He shifts on his feet, looking uncomfortable. “I guess. No one besides me ever goes in there, so you’ll have to excuse the mess.”

“I’m a pretty messy person. It used to drive Walker insane. He said it’d take him two hours to get his apartment back to its original state after I came over. Imagine what he’ll say now that?—”

My words die on my tongue because this is so fucking cool. The room is glass but buried under snow. There’s an obvious drop in temperature, so much so I can see my breath. But right now, I don’t care because my eyes are too busy taking it all in.

Ridge is anartist. Walker already told me as much, but now that I’ve seen his work, I get it. Stacked against every available surface are finished paintings on canvases. He seems to favor scenic painting, but there are a few that lean toward portrait without a focus on the person because the background is so magnificent.

They’re abstract, but also not. It’s just color on canvas, but it’s as though your mind takes in what he gives you and then naturally adds details, completing the image. My favorite is just blue and green with little crackly lines of darker blue and lighter splotchy green. The color slowly fades to white in the center, and even though it’s conceptual, I immediately know his inspiration is what it would look like to stare up from under the ocean.

“Ridge, these are amazing.” I should ask to flip through the canvases, but I’m too far gone in my awe of him.

He clears his throat. “Thanks.”

“You did the paintings in Walker’s house and library, huh?”

“Yeah.”

“Why keep them all down here? They should be hung on your walls—if you had walls, but still, you could figure out a way.”

“I need to be able to look at the world without being influenced by previous works.”

“Makes sense.” I shrug. “But why do you work down here where it’s freezing cold?”

“My blood flows when I create, and I get hot.” He allows me to explore for a few more minutes while I take in the canvas he’s currently working on, but eventually, he grows bored of it. “Ready?”

“Sure.”

Once back upstairs, I settle on his sofa. “Can we watch a movie or something?”

“I don’t own a TV.”

I don’t know why I didn’t notice until now, but the furniture is so sparse, there’s nowhere to hide a TV. “I’m sorry, what?”

“I don’t own a TV,” he says, much slower this time.

“What do you do all day?”

“I read, create art, or just sit with my own thoughts.” He takes a seat on the other side of the sofa, his gaze falling on the beautiful view out the windows.

“Sit with my own thoughts,” I repeat, drumming my fingers on my thighs. “I can do that.”

“It’s good for the body and soul.”

As it turns out, I can’t do that and minutes later, I shift to face him. “Do you have a deck of cards?”

Chapter Eighteen

Walker

With my headon a swivel and my ears perked, listening for the rumble of a motorcycle engine, I pull out the key to Skylar’s apartment.

“What the fuck?” Wilder spits out and I look up to see the door to her apartment is kicked in, barely hanging on its hinges. I rush to get inside, but Wilder stops me with a hand on my shoulder.

“Let me do a sweep first.”

“Yeah, okay.” The last thing I want to do is stand outside like a goddamn pussy, so I allow him to go in first but follow close behind.

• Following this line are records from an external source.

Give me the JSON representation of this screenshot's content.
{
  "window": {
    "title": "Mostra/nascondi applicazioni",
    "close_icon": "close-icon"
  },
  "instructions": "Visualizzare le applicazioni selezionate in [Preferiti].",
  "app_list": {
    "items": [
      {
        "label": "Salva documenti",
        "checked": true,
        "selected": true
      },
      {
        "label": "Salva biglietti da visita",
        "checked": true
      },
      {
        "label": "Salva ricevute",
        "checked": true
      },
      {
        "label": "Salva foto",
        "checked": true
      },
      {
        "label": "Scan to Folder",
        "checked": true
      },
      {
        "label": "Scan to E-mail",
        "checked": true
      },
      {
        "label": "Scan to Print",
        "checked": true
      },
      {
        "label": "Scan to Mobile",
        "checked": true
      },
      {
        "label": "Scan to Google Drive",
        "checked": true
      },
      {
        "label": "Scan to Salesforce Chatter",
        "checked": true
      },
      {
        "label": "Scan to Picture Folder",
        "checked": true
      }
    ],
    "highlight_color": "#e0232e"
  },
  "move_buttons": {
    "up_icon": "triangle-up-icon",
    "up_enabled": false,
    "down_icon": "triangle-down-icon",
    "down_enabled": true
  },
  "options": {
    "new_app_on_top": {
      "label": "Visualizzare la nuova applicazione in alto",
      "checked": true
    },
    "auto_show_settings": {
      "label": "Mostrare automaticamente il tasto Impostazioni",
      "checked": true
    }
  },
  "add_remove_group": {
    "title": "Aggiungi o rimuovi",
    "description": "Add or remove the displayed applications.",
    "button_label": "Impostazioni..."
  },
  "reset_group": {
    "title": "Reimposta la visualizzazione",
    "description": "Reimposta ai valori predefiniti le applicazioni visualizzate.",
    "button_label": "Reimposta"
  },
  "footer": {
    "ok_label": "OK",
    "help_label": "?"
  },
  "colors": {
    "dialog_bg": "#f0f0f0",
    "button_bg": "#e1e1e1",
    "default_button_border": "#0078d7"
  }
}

A rock forms in my gut as I take in the ruin. She’ll be heartbroken when she learns everything she owns has been destroyed, either broken or defamed in some way. Her sofa is tagged with the word “whore” in red spray paint, her coffee table has been kicked in, leaving the planks of wood cracked, and the TV that had been mounted on the wall now hangs by cords, the screen cracked down the middle.